Mathematically speaking, inferring the “formal language” which can describe a set of expressions. In the slightly looser sense used by linguists studying natural human language, discovering the syntactic rules of a given language, which is kinda the same thing but with every term sloppier, and the subject matter itself messier.

This is already a crazily complex area, and being naturally perverse, I am interested in an especially esoteric corner of it, to whit, grammars of things that aren’t speech; inferring design grammars, say, could allow you to produce more things off the same “basic plan” from some examples of the thing.
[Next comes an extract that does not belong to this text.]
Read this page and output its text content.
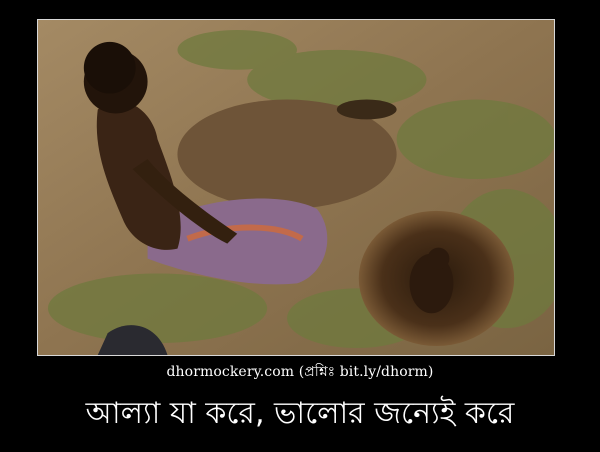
dhormockery.com (প্রশ্নিঃ bit.ly/dhorm)
আল্যা যা করে, ভালোর জন্যেই করে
Look at enough trees and you know how to build the rest of the forest, that kind of thing. That is called inverse procedural modelling, apparently. I’m especially interested in things expressed not as a sequence of symbols from a finite alphabet - i.e. not over the free monoid, or in a partially-observed context. This is a boutique interest, although not entirely novel.

Fun aside: In the 19th century it was fashionable to think of design as a grammatical thing, although I am not exactly clear on how similar their notion of grammar was to mine.

I also care about probabilistic grammars, i.e. assigning measures to these things.

Normally design grammars deal with simple languages, such as, say “regular” languages. I’m interested in things a rung or two up the Chomsky hierarchy - context-free grammars, maybe even context-sensitive ones.

See also design grammars, iterated function systems and my defunct research proposal in this area, Cosma Shalizi’s inevitable mention in 3, 2, 1… go

A nice position paper Peter Norvig on Chomsky and statistical versus explanatory models of natural language syntax. Full of sick burns.

Basically, Chomsky says

It’s true there’s been a lot of work on trying to apply statistical models to various linguistic problems. I think there have been some successes, but a lot of failures. There is a notion of success … which I think is novel in the history of science. It interprets success as approximating unanalyzed data.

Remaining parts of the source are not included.